Workers’ behavior after safety regulations: Impact evaluation of the Spanish Occupational Safety and Health Act. A new GLO Discussion Paper by Pablo Delgado-Cubillo and GLO Fellow Ángel L. Martín-Román.

A new GLO Discussion Paper finds that while the nonfatal accident rate decreased after the implementation of the regulation, the isolated effect on accidents that usually provoke hard-to-diagnose injuries (dislocations, back pain, sprains, and strains) shows a significant increase.

GLO Discussion Paper No. 1277, 2023

Workers’ behavior after safety regulations: Impact evaluation of the Spanish Occupational Safety and Health Act – Download PDF
by Delgado-Cubillo, Pablo & Martín Román, Ángel L.
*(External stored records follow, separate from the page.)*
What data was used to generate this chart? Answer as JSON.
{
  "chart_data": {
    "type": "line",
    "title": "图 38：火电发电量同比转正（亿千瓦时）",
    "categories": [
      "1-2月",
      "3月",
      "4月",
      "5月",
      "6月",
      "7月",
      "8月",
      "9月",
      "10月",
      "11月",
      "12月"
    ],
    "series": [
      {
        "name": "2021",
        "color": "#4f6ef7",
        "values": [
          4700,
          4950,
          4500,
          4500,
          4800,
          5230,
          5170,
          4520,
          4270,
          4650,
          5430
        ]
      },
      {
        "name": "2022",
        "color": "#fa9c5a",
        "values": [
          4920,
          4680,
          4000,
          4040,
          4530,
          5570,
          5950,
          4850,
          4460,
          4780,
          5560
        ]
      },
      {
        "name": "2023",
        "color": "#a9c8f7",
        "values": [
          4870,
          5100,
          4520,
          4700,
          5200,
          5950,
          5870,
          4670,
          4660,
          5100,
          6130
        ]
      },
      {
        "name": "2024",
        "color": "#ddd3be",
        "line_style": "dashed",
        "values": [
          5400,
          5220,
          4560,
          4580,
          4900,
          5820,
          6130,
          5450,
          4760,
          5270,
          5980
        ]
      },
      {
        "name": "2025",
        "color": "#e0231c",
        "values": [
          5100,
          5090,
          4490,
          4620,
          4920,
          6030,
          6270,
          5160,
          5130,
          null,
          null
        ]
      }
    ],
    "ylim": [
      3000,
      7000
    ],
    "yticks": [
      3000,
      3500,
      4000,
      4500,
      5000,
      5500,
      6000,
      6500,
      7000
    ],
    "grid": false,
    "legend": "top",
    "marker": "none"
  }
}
GLO Fellow Ángel L. Martín-Román

Author Abstract: While the 1995 Occupational Safety and Health Act (OSH) regulation transformed the outlook on workplaces in Spain, characterized by a lack of preventive protection, public statistics have reported an increasing trend in the postregulation workplace accident rates. This study uses microdata from official national statistics to examine the effect of the OSH regulation on the reported accidents while focusing on its severity. Accordingly, we apply a difference-in-difference assessment method where a comparable group is formed by the contemporaneous in itinere accidents (commuting), which are legally and statistically considered work-related accidents but not directly impacted by the OSH regulation, with a focus on the workplace environment. The results reveal that the nonfatal accident rate decreased after the implementation of the regulation. However, when we isolate the effect of the regulation on accidents that usually provoke hard-to-diagnose injuries (dislocations, back pain, sprains, and strains), we obtain a significant increase in the accident rate. Moral hazard mixed effects seem to have played a crucial role in these dynamics through overreporting and/or Peltzman effects, often offsetting accident reduction intended by the OSH regulation.